Question

What is the half-life of a Radium-226 if its decay rate is $0.000436$ ?
A) $t = 1237$
B) $t = 1365$
C) $t = 1440$
D) $t = 1590$

Answer 1

The given decay rate of Radium-226 we will use the growth function to find the general equation of the half-life of the radium-226. Then we will substitute the given values in the formula and rearrange the terms so that we can simplify it to our advantage.

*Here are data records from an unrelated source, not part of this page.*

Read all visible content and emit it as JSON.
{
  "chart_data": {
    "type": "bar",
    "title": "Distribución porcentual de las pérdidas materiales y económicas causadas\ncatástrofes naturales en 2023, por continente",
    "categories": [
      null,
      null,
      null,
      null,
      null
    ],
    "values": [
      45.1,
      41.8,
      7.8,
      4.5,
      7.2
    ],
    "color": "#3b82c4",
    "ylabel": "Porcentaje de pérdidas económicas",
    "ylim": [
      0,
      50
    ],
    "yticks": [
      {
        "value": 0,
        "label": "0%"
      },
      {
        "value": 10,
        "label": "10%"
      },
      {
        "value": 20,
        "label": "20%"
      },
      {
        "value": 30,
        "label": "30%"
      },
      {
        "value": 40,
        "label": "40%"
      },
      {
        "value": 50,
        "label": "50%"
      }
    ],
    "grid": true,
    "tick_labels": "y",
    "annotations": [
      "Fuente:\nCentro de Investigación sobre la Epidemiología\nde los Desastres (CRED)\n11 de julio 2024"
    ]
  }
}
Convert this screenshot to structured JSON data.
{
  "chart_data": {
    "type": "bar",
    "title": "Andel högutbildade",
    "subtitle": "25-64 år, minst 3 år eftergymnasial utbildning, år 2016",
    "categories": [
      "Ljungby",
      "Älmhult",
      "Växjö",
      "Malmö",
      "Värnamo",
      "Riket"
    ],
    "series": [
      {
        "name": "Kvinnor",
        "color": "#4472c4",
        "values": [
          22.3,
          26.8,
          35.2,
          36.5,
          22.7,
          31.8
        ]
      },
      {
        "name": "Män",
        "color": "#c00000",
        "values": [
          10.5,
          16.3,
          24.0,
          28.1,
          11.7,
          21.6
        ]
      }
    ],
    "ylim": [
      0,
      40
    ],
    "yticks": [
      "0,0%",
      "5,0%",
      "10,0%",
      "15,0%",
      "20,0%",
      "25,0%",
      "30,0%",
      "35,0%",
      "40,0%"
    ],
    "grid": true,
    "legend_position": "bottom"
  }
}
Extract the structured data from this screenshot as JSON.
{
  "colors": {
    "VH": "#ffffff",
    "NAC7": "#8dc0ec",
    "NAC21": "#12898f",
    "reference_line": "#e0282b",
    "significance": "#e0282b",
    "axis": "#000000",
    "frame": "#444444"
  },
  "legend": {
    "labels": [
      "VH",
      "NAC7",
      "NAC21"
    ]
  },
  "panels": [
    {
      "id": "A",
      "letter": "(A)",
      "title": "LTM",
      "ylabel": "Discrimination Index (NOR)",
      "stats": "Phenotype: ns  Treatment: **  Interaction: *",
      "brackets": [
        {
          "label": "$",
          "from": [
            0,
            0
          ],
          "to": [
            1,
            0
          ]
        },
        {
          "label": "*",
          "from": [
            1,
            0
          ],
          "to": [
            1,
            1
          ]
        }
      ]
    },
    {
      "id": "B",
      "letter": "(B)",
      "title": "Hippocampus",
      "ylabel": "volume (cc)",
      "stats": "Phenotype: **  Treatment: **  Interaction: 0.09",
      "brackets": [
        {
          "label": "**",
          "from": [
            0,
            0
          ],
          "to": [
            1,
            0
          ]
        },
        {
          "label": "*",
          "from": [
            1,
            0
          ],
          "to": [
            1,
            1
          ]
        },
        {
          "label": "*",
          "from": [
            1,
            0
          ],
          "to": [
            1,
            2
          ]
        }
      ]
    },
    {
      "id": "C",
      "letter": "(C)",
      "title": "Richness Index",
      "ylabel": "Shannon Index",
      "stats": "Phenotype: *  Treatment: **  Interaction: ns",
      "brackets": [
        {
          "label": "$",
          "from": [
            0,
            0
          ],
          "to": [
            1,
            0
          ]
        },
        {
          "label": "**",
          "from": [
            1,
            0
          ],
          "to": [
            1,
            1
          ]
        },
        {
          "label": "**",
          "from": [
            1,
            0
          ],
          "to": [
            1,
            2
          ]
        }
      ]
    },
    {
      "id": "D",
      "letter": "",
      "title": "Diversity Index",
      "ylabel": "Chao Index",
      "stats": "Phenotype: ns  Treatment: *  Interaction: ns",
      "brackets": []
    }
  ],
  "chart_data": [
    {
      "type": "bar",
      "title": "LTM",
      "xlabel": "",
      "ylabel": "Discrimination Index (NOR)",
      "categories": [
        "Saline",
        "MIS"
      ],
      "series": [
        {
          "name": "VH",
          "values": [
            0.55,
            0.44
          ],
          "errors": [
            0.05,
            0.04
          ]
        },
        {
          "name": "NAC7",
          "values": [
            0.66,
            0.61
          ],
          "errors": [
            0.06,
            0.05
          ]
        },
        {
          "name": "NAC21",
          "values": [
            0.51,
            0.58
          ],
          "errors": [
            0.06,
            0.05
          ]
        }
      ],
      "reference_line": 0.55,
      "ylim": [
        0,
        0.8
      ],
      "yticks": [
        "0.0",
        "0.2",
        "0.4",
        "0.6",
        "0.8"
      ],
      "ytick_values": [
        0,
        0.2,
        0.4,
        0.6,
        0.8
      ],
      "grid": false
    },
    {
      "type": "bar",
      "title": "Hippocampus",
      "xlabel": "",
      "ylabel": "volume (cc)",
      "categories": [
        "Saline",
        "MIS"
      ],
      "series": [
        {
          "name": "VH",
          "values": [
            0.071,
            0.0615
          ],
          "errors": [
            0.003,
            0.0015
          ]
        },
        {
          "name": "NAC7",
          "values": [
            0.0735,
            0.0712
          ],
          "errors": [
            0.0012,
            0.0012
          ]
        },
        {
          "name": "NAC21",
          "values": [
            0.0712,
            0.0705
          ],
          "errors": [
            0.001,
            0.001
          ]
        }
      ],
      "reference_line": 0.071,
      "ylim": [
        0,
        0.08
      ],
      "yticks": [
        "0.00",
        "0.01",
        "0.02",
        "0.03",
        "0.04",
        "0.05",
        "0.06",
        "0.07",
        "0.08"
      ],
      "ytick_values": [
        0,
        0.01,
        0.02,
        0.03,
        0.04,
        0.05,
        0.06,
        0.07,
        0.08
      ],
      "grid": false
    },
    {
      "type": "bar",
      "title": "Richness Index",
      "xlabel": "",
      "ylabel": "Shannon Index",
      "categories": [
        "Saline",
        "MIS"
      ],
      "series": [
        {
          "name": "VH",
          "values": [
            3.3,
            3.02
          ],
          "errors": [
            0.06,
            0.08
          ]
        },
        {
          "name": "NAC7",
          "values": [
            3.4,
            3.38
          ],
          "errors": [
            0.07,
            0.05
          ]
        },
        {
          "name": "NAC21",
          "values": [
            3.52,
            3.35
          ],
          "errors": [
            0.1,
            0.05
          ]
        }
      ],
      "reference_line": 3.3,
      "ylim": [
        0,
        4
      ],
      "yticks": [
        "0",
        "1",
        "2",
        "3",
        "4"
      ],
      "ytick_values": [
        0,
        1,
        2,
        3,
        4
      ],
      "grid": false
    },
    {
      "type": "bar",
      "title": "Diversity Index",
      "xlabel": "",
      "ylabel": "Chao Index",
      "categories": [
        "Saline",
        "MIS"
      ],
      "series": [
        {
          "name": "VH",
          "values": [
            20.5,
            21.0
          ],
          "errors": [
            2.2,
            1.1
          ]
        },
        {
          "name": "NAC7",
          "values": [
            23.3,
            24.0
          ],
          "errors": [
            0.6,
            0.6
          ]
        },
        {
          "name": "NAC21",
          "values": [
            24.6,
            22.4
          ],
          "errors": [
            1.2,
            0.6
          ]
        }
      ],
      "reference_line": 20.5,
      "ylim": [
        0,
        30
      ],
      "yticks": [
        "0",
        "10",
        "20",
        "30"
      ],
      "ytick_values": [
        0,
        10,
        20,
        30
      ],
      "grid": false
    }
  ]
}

Complete step by step answer:
The given decay rate of the Radium-226 is $0.000436$ .
That means Radium is decaying at this rate.
We need to find the amount of time it will take to become half of its half-life of the Radium-226.
We know that the exponential growth function is given by the following:
$A = {A_0}{e^{ - rt}}$ … (1)
In the above formula first understand what each term indicates.
The term $A$ is the mass of the radium present at time $t$ and $r$ is the decay rate.
This implies that ${A_0}$ indicates the amount of Radium-226 present at time $t = 0$.
Therefore, we need to find the time at which the amount is half that means we need to find $t$ for which $A = \dfrac{1}{2}{A_0}$ .
Substitute this in the equation (1).
$\dfrac{1}{2}{A_0} = {A_0}{e^{ - rt}}$
We can cancel ${A_0}$ from both sides and substitute $r = 0.000436$ .
Therefore,
$\dfrac{1}{2} = {e^{0.000436t}}$
Since the variable is in the exponent, we will take logarithm on both sides.
$\ln \left( {\dfrac{1}{2}} \right) = - 0.000436t$
Note that $\ln \left( {\dfrac{1}{2}} \right) = - 0.6391$ .
Simplify the above equation for $t$ as follows:
$t = \dfrac{1}{{0.000436}} \times 0.6391$
This gives us an approximate answer as follows:
$t \approx 1590$
Thus, the correct answer is D.

Note:
Note that the given data is about the radioactive element Radium-226. The decay rate is given so we will use the decay rate and the exponential growth function to calculate the half-life. There are two types of logarithmic: one is $\log$ and the other is $\ln$, so correct logarithmic is used to determine the correct solution.